A este tema no son ajenos niños y jóvenes. Son muchos años siendo el punto de mira de la publicidad y de no pocas desinformaciones, bulos, mensajes-trampa, manipulaciones, hasta el punto de distorsionar su modo de vida y su visión del mundo y la realidad. Hasta ahora parece que esto preocupaba menos, pero el grado de (des)educación a que están sometidos hace peligrar su futuro. La toxicidad de los mensajes que les llegan en redes sociales, alimenta, lamentablemente, su intelecto con modelos y estereotipos infectos de machismo, lenguaje soez, expresiones chabacanas, denigración de la mujer o de conjeturas y opiniones de aficionados, y menos de hechos contrastados, de saber y conocimiento. Los jóvenes se alejan del análisis de la realidad, tanto histórica como presente, ofrecida por la escuela, la familia u otros agentes sociales educativos.
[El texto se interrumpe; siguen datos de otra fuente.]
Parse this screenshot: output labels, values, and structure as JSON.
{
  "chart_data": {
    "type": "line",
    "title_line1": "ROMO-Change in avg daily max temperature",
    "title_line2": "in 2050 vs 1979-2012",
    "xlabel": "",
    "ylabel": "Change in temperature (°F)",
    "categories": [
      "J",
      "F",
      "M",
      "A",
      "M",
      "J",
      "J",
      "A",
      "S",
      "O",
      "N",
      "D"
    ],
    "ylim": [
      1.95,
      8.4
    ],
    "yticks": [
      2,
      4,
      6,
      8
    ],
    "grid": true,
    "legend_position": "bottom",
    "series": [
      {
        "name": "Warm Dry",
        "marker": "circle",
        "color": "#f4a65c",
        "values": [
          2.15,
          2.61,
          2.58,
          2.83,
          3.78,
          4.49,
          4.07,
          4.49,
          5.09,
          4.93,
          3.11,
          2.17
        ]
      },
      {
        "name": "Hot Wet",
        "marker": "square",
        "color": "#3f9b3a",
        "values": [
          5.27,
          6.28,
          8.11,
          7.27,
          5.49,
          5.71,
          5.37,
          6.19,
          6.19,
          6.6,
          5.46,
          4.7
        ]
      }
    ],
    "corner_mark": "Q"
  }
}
Se habla de la necesidad de la alfabetización digital, de enseñar a la ciudadanía a identificar contenidos tramposos, tergiversadores, adulterados, que le dé pautas y criterios para discernir, examinar, diferenciar y valorar toda la información que recibe a través de plataformas que basan su negocio en la interacción con millones de clientes —nada de amigos—, utilizando contenidos falsos, amañados, trucados o de odio.
Es la dignidad de las personas la que está en juego y la salud de la democracia que nos permite expresarnos con la libertad que muchos de los manipuladores de la información no nos permitirían si tuvieran el poder. La denuncia y la educación críticas son el principal recurso para defender la dignidad humana.
Todos somos víctimas de la desinformación, unos más y otros menos, los que la promueven también: su miseria humana queda patente, aunque nos les quede una pizca de vergüenza para asumirlo.
*Artículo publicado en Ideal, 05/08/2024.
** Salvador Dalí: La mano. Los remordimientos de conciencia,1930.